Regulation of antibody production by B-1 cells Summary Natural IgM provides a significant first-line defense against pathogen invasion. It also contributes to immune and tissue homeostasis by preventing the development of autoreactive B cells and by contributing to the removal of cell debris. Despite its important functions, what regulates natural antibody production is insufficiently understood. We recently showed that natural IgM secretion occurs predominantly in spleen and bone marrow, and is contributed by at least two distinct populations of B-1 cells: B-1-derived (CD19- IgM+ CD43+ Blimp-1+) plasma cells (B-1PC) and ?classical? (CD19+ IgM+ CD43+ Blimp-1neg) B-1 cells. Surprisingly, the latter population neither expressed, nor appeared to require Blimp-1 for IgM production, the master regulator of plasma cell differentiation. In other words, IgM-secreting B-1 cells did not seem to be differentiation-intermediates between non-secreting Blimp-1neg B-1 and Blimp-1hi B-1PC. The data explain why B cell-specific Blimp-1-deficient mice continue to generate significant amounts of IgM, but not most other Ig, except IgG3, another Ig-subtype mainly generated by B-1 cells. The underlying mechanisms and transcriptional pathways that regulate Blimp-1- independent antibody secretion, however, have not been revealed. The overall objective of our work is to elucidate the regulation of natural antibody production, in order to harness their immune-protective functions for prophylactic and/or therapeutic uses in the future. The objective of this application is to determine the differentiation pathways of all natural IgM-secreting B-1 cells. We hypothesize that differentiation to either natural IgM secreting Blimp-1neg B-1 cells or Blimp-1+ B-1PC occur via two distinct differentiation pathways induced by activating B-1 cell subsets that emerge at different times in ontogeny. We propose two Specific Aims to test this hypothesis.

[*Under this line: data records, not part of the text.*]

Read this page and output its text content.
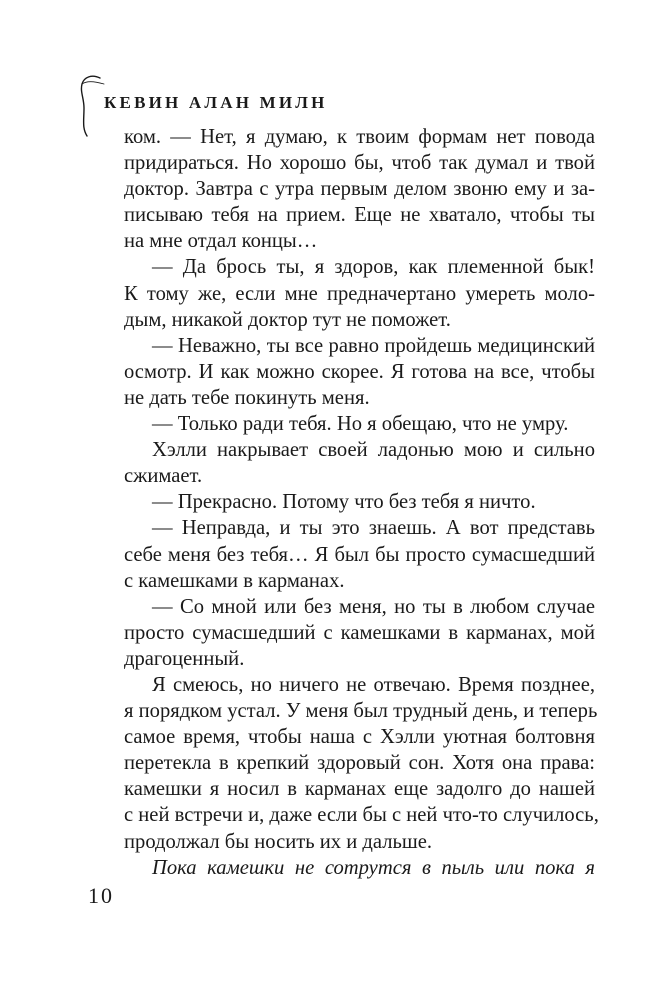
КЕВИН АЛАН МИЛН

ком. — Нет, я думаю, к твоим формам нет повода
придираться. Но хорошо бы, чтоб так думал и твой
доктор. Завтра с утра первым делом звоню ему и за-
писываю тебя на прием. Еще не хватало, чтобы ты
на мне отдал концы…

— Да брось ты, я здоров, как племенной бык!
К тому же, если мне предначертано умереть моло-
дым, никакой доктор тут не поможет.

— Неважно, ты все равно пройдешь медицинский
осмотр. И как можно скорее. Я готова на все, чтобы
не дать тебе покинуть меня.

— Только ради тебя. Но я обещаю, что не умру.

Хэлли накрывает своей ладонью мою и сильно
сжимает.

— Прекрасно. Потому что без тебя я ничто.

— Неправда, и ты это знаешь. А вот представь
себе меня без тебя… Я был бы просто сумасшедший
с камешками в карманах.

— Со мной или без меня, но ты в любом случае
просто сумасшедший с камешками в карманах, мой
драгоценный.

Я смеюсь, но ничего не отвечаю. Время позднее,
я порядком устал. У меня был трудный день, и теперь
самое время, чтобы наша с Хэлли уютная болтовня
перетекла в крепкий здоровый сон. Хотя она права:
камешки я носил в карманах еще задолго до нашей
с ней встречи и, даже если бы с ней что-то случилось,
продолжал бы носить их и дальше.

Пока камешки не сотрутся в пыль или пока я

10
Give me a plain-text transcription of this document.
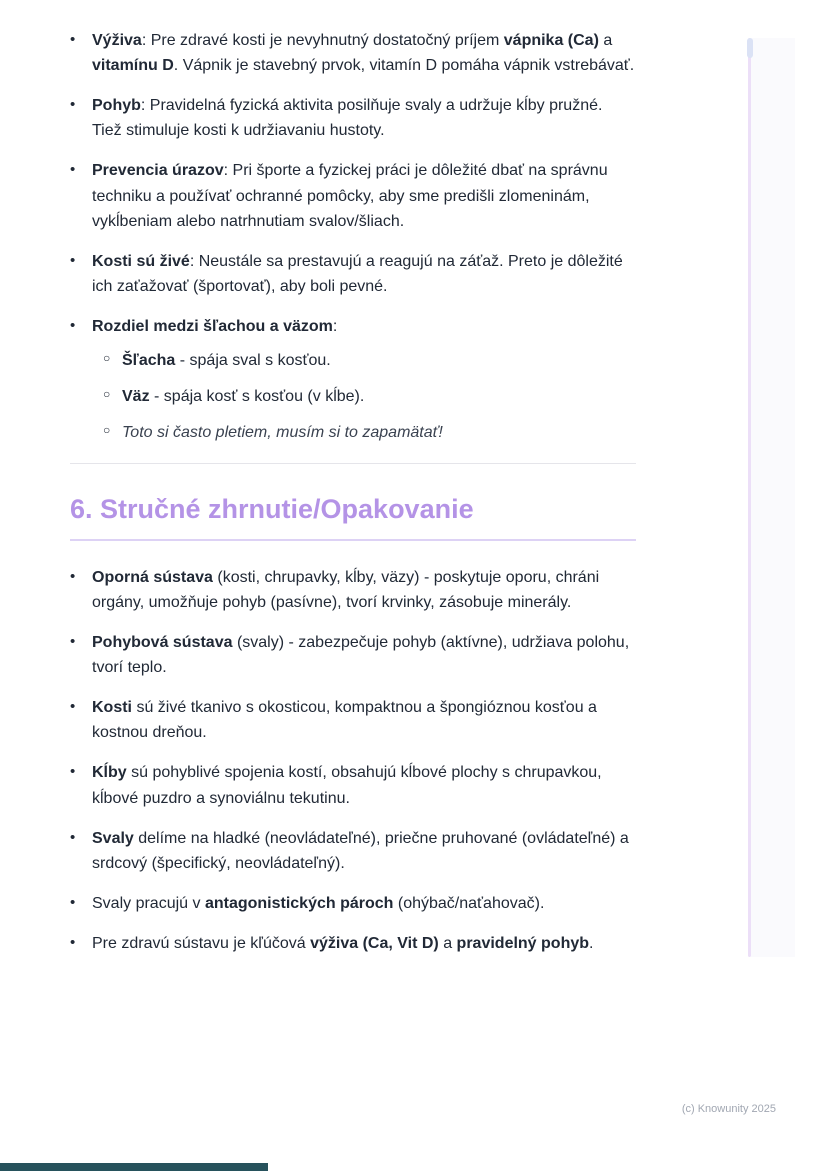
•	Výživa: Pre zdravé kosti je nevyhnutný dostatočný príjem vápnika (Ca) a vitamínu D. Vápnik je stavebný prvok, vitamín D pomáha vápnik vstrebávať.
•	Pohyb: Pravidelná fyzická aktivita posilňuje svaly a udržuje kĺby pružné. Tiež stimuluje kosti k udržiavaniu hustoty.
•	Prevencia úrazov: Pri športe a fyzickej práci je dôležité dbať na správnu techniku a používať ochranné pomôcky, aby sme predišli zlomeninám, vykĺbeniam alebo natrhnutiam svalov/šliach.
•	Kosti sú živé: Neustále sa prestavujú a reagujú na záťaž. Preto je dôležité ich zaťažovať (športovať), aby boli pevné.
•	Rozdiel medzi šľachou a väzom:
○ Šľacha - spája sval s kosťou.
○ Väz - spája kosť s kosťou (v kĺbe).
○ Toto si často pletiem, musím si to zapamätať!
6. Stručné zhrnutie/Opakovanie
•	Oporná sústava (kosti, chrupavky, kĺby, väzy) - poskytuje oporu, chráni orgány, umožňuje pohyb (pasívne), tvorí krvinky, zásobuje minerály.
•	Pohybová sústava (svaly) - zabezpečuje pohyb (aktívne), udržiava polohu, tvorí teplo.
•	Kosti sú živé tkanivo s okosticou, kompaktnou a špongióznou kosťou a kostnou dreňou.
•	Kĺby sú pohyblivé spojenia kostí, obsahujú kĺbové plochy s chrupavkou, kĺbové puzdro a synoviálnu tekutinu.
•	Svaly delíme na hladké (neovládateľné), priečne pruhované (ovládateľné) a srdcový (špecifický, neovládateľný).
•	Svaly pracujú v antagonistických pároch (ohýbač/naťahovač).
•	Pre zdravú sústavu je kľúčová výživa (Ca, Vit D) a pravidelný pohyb.
(c) Knowunity 2025
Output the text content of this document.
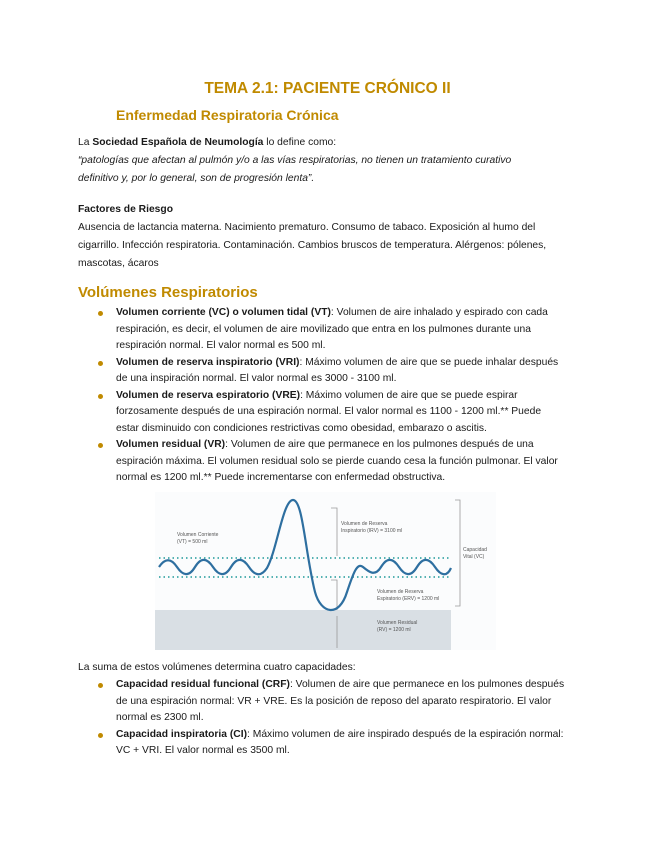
TEMA 2.1: PACIENTE CRÓNICO II
Enfermedad Respiratoria Crónica
La Sociedad Española de Neumología lo define como:
“patologías que afectan al pulmón y/o a las vías respiratorias, no tienen un tratamiento curativo
definitivo y, por lo general, son de progresión lenta”.
Factores de Riesgo
Ausencia de lactancia materna. Nacimiento prematuro. Consumo de tabaco. Exposición al humo del
cigarrillo. Infección respiratoria. Contaminación. Cambios bruscos de temperatura. Alérgenos: pólenes,
mascotas, ácaros
Volúmenes Respiratorios
Volumen corriente (VC) o volumen tidal (VT): Volumen de aire inhalado y espirado con cada
respiración, es decir, el volumen de aire movilizado que entra en los pulmones durante una
respiración normal. El valor normal es 500 ml.
Volumen de reserva inspiratorio (VRI): Máximo volumen de aire que se puede inhalar después
de una inspiración normal. El valor normal es 3000 - 3100 ml.
Volumen de reserva espiratorio (VRE): Máximo volumen de aire que se puede espirar
forzosamente después de una espiración normal. El valor normal es 1100 - 1200 ml.** Puede
estar disminuido con condiciones restrictivas como obesidad, embarazo o ascitis.
Volumen residual (VR): Volumen de aire que permanece en los pulmones después de una
espiración máxima. El volumen residual solo se pierde cuando cesa la función pulmonar. El valor
normal es 1200 ml.** Puede incrementarse con enfermedad obstructiva.
Volumen Corriente
(VT) = 500 ml
Volumen de Reserva
Inspiratorio (IRV) = 3100 ml
Capacidad
Vital (VC)
Volumen de Reserva
Espiratorio (ERV) = 1200 ml
Volumen Residual
(RV) = 1200 ml
La suma de estos volúmenes determina cuatro capacidades:
Capacidad residual funcional (CRF): Volumen de aire que permanece en los pulmones después
de una espiración normal: VR + VRE. Es la posición de reposo del aparato respiratorio. El valor
normal es 2300 ml.
Capacidad inspiratoria (CI): Máximo volumen de aire inspirado después de la espiración normal:
VC + VRI. El valor normal es 3500 ml.
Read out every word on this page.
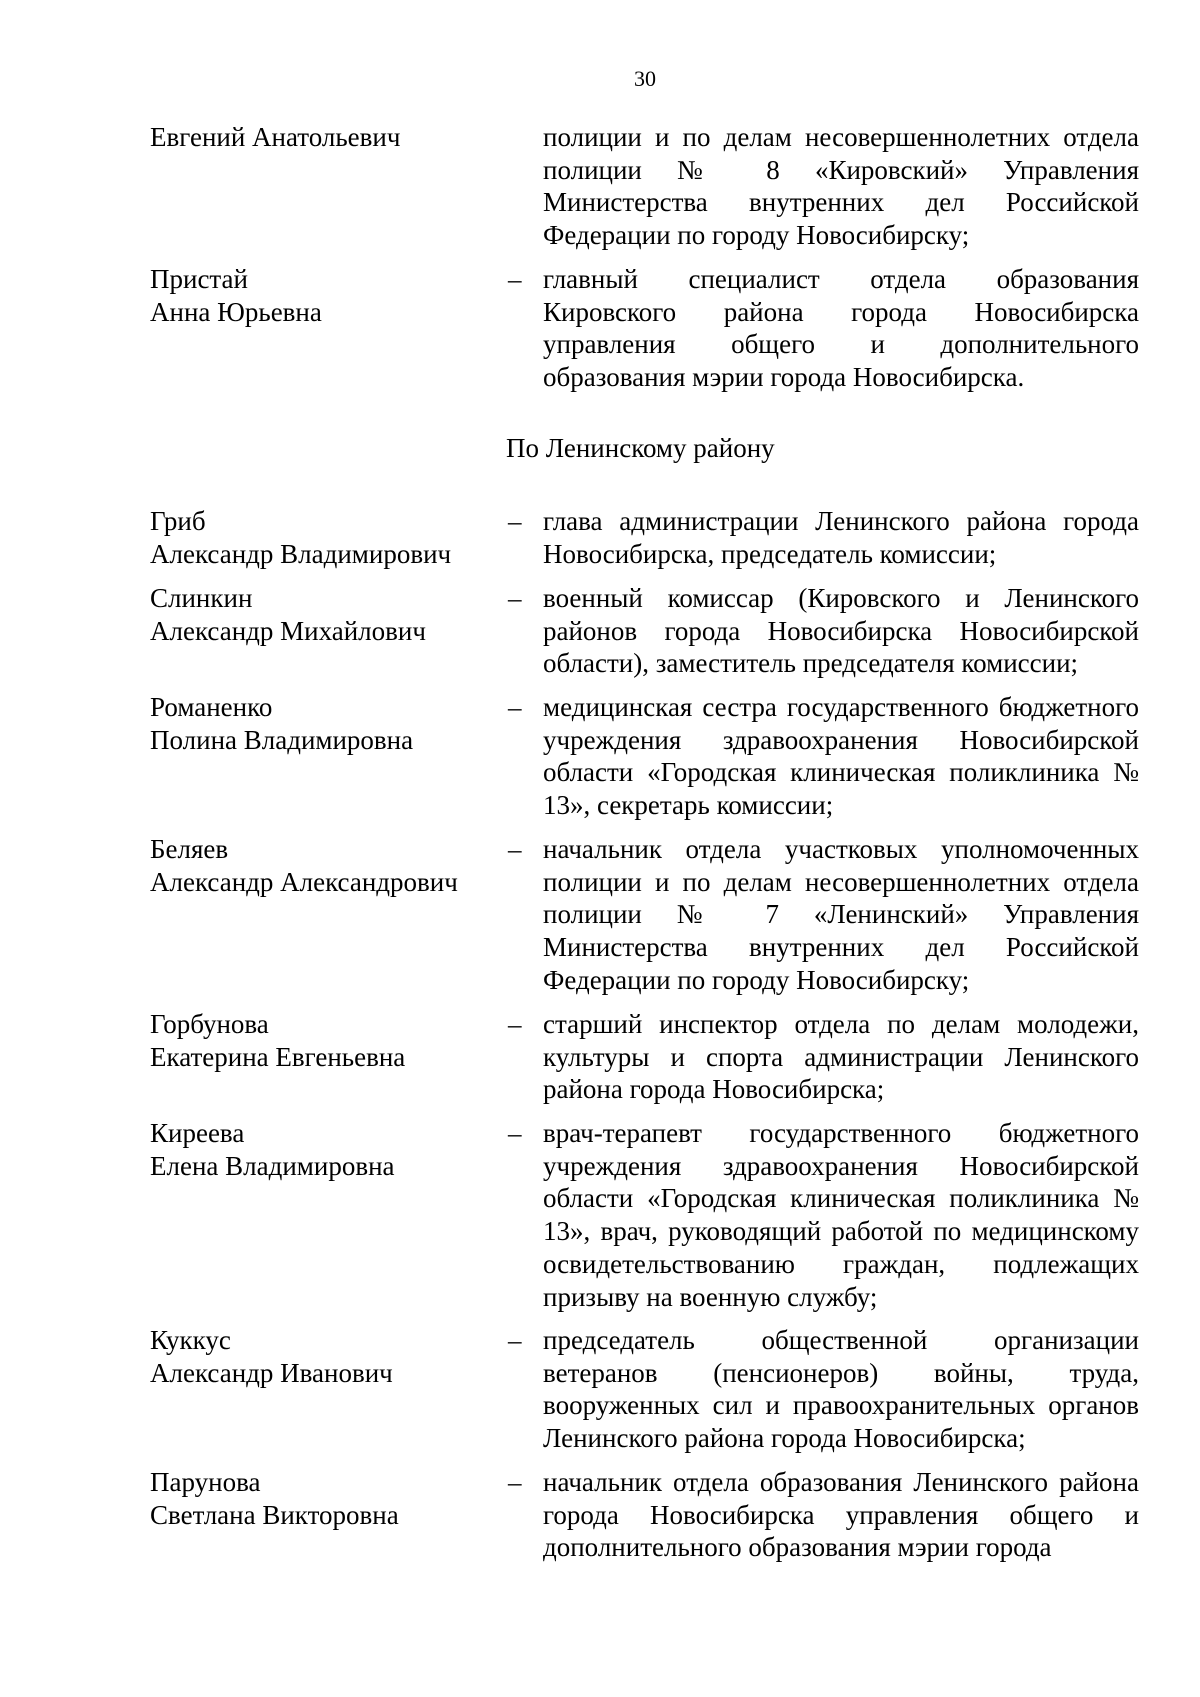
30
Евгений Анатольевич	полиции и по делам несовершеннолетних отдела полиции № 8 «Кировский» Управления Министерства внутренних дел Российской Федерации по городу Новосибирску;
Пристай
Анна Юрьевна
– главный специалист отдела образования Кировского района города Новосибирска управления общего и дополнительного образования мэрии города Новосибирска.
По Ленинскому району
Гриб
Александр Владимирович
– глава администрации Ленинского района города Новосибирска, председатель комиссии;
Слинкин
Александр Михайлович
– военный комиссар (Кировского и Ленинского районов города Новосибирска Новосибирской области), заместитель председателя комиссии;
Романенко
Полина Владимировна
– медицинская сестра государственного бюджетного учреждения здравоохранения Новосибирской области «Городская клиническая поликлиника № 13», секретарь комиссии;
Беляев
Александр Александрович
– начальник отдела участковых уполномоченных полиции и по делам несовершеннолетних отдела полиции № 7 «Ленинский» Управления Министерства внутренних дел Российской Федерации по городу Новосибирску;
Горбунова
Екатерина Евгеньевна
– старший инспектор отдела по делам молодежи, культуры и спорта администрации Ленинского района города Новосибирска;
Киреева
Елена Владимировна
– врач-терапевт государственного бюджетного учреждения здравоохранения Новосибирской области «Городская клиническая поликлиника № 13», врач, руководящий работой по медицинскому освидетельствованию граждан, подлежащих призыву на военную службу;
Куккус
Александр Иванович
– председатель общественной организации ветеранов (пенсионеров) войны, труда, вооруженных сил и правоохранительных органов Ленинского района города Новосибирска;
Парунова
Светлана Викторовна
– начальник отдела образования Ленинского района города Новосибирска управления общего и дополнительного образования мэрии города
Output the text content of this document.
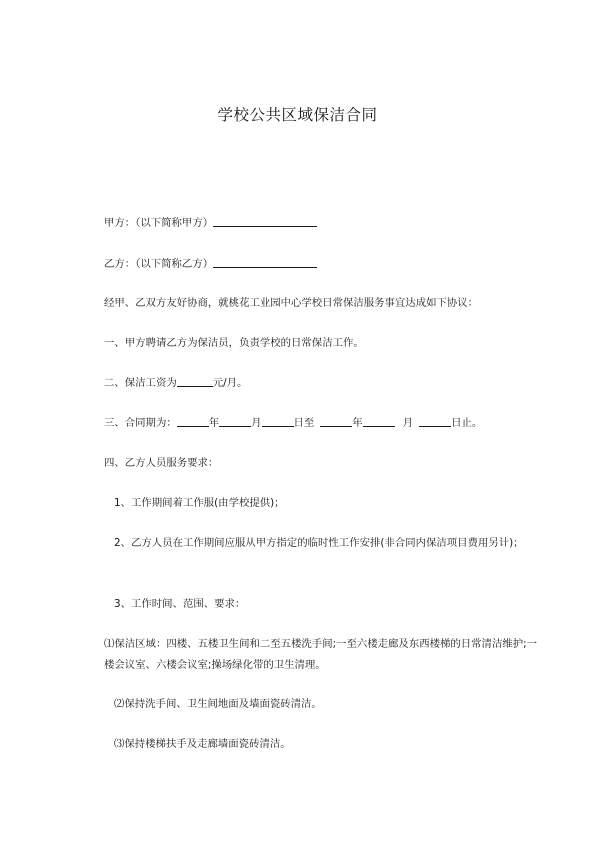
学校公共区域保洁合同
甲方：（以下简称甲方）
乙方：（以下简称乙方）
经甲、乙双方友好协商，就桃花工业园中心学校日常保洁服务事宜达成如下协议：
一、甲方聘请乙方为保洁员，负责学校的日常保洁工作。
二、保洁工资为	元/月。
三、合同期为：	年	月	日至	年	月	日止。
四、乙方人员服务要求：
1、工作期间着工作服(由学校提供)；
2、乙方人员在工作期间应服从甲方指定的临时性工作安排(非合同内保洁项目费用另计)；
3、工作时间、范围、要求：
⑴保洁区域：四楼、五楼卫生间和二至五楼洗手间;一至六楼走廊及东西楼梯的日常清洁维护;一楼会议室、六楼会议室;操场绿化带的卫生清理。
⑵保持洗手间、卫生间地面及墙面瓷砖清洁。
⑶保持楼梯扶手及走廊墙面瓷砖清洁。
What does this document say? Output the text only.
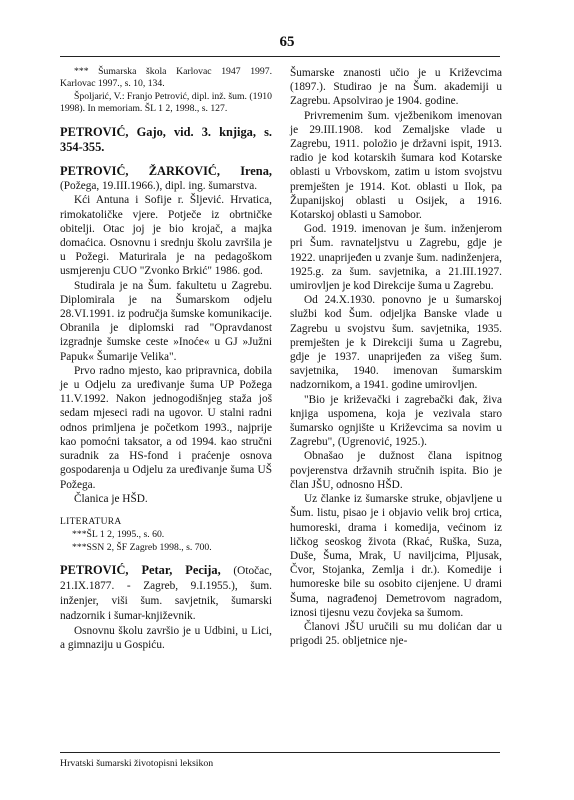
65

*** Šumarska škola Karlovac 1947 1997. Karlovac 1997., s. 10, 134.

Špoljarić, V.: Franjo Petrović, dipl. inž. šum. (1910 1998). In memoriam. ŠL 1 2, 1998., s. 127.

PETROVIĆ, Gajo, vid. 3. knjiga, s. 354-355.

PETROVIĆ, ŽARKOVIĆ, Irena, (Požega, 19.III.1966.), dipl. ing. šumarstva.

Kći Antuna i Sofije r. Šljević. Hrvatica, rimokatoličke vjere. Potječe iz obrtničke obitelji. Otac joj je bio krojač, a majka domaćica. Osnovnu i srednju školu završila je u Požegi. Maturirala je na pedagoškom usmjerenju CUO "Zvonko Brkić" 1986. god.

Studirala je na Šum. fakultetu u Zagrebu. Diplomirala je na Šumarskom odjelu 28.VI.1991. iz područja šumske komunikacije. Obranila je diplomski rad "Opravdanost izgradnje šumske ceste »Inoće« u GJ »Južni Papuk« Šumarije Velika".

Prvo radno mjesto, kao pripravnica, dobila je u Odjelu za uređivanje šuma UP Požega 11.V.1992. Nakon jednogodišnjeg staža još sedam mjeseci radi na ugovor. U stalni radni odnos primljena je početkom 1993., najprije kao pomoćni taksator, a od 1994. kao stručni suradnik za HS-fond i praćenje osnova gospodarenja u Odjelu za uređivanje šuma UŠ Požega.

Članica je HŠD.

LITERATURA

***ŠL 1 2, 1995., s. 60.

***SSN 2, ŠF Zagreb 1998., s. 700.

PETROVIĆ, Petar, Pecija, (Otočac, 21.IX.1877. - Zagreb, 9.I.1955.), šum. inženjer, viši šum. savjetnik, šumarski nadzornik i šumar-književnik.

Osnovnu školu završio je u Udbini, u Lici, a gimnaziju u Gospiću.

Šumarske znanosti učio je u Križevcima (1897.). Studirao je na Šum. akademiji u Zagrebu. Apsolvirao je 1904. godine.

Privremenim šum. vježbenikom imenovan je 29.III.1908. kod Zemaljske vlade u Zagrebu, 1911. položio je državni ispit, 1913. radio je kod kotarskih šumara kod Kotarske oblasti u Vrbovskom, zatim u istom svojstvu premješten je 1914. Kot. oblasti u Ilok, pa Županijskoj oblasti u Osijek, a 1916. Kotarskoj oblasti u Samobor.

God. 1919. imenovan je šum. inženjerom pri Šum. ravnateljstvu u Zagrebu, gdje je 1922. unaprijeđen u zvanje šum. nadinženjera, 1925.g. za šum. savjetnika, a 21.III.1927. umirovljen je kod Direkcije šuma u Zagrebu.

Od 24.X.1930. ponovno je u šumarskoj službi kod Šum. odjeljka Banske vlade u Zagrebu u svojstvu šum. savjetnika, 1935. premješten je k Direkciji šuma u Zagrebu, gdje je 1937. unaprijeđen za višeg šum. savjetnika, 1940. imenovan šumarskim nadzornikom, a 1941. godine umirovljen.

"Bio je križevački i zagrebački đak, živa knjiga uspomena, koja je vezivala staro šumarsko ognjište u Križevcima sa novim u Zagrebu", (Ugrenović, 1925.).

Obnašao je dužnost člana ispitnog povjerenstva državnih stručnih ispita. Bio je član JŠU, odnosno HŠD.

Uz članke iz šumarske struke, objavljene u Šum. listu, pisao je i objavio velik broj crtica, humoreski, drama i komedija, većinom iz ličkog seoskog života (Rkać, Ruška, Suza, Duše, Šuma, Mrak, U naviljcima, Pljusak, Čvor, Stojanka, Zemlja i dr.). Komedije i humoreske bile su osobito cijenjene. U drami Šuma, nagrađenoj Demetrovom nagradom, iznosi tijesnu vezu čovjeka sa šumom.

Članovi JŠU uručili su mu dolićan dar u prigodi 25. obljetnice nje-

Hrvatski šumarski životopisni leksikon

In Aim 1 we will determine the cellular origins of B-1 and B-1PC by reconstituting neonatal B cell- deficient chimeras with B-1 cell precursors taken at distinct times in ontogeny. B-1 lineage tracing studies will probe further for heterogeneity among B-1 cells, and repertoire analysis will link developmental paths to specificity.
Aim 2 is to assess the transcriptional profile of all IgM-secreting B-1 and B-1PC at the single-cell level by conducting 10x Genomics single-cell expression profiling of FACS-purified bone marrow and spleen cells. Genes known to be differentially expressed by IgM-secreting and non-secreting B-1 cells and B-1PC will aid identification of their cell clusters and identify any potential additional B-1 clusters. Data mining will identify candidate Blimp-1 independent differentiation pathways, which we would explore in detail in follow-up work. Expected results would identify novel candidate transcriptional pathways regulating B-1 cell differentiation and natural Ig secretion for in-depth future functional exploration. Given the similarities in Blimp-1-dependent T and B cell effector differentiation, a new Blimp-1 independent differentiation path may similarly be shared broadly among other cells, and thus be of high significance beyond the regulation of natural Ig production.
Natural IgM antibodies are part of the immediate early defense from infections, but their presence also reduces the incidence of autoimmune disease. This grant proposal aims to determine how the cells generating this antibody are regulated to secrete IgM. Gaining this knowledge is critical for harnessing the potential broad protective powers of this antibody through development of vaccines and/or therapeutics.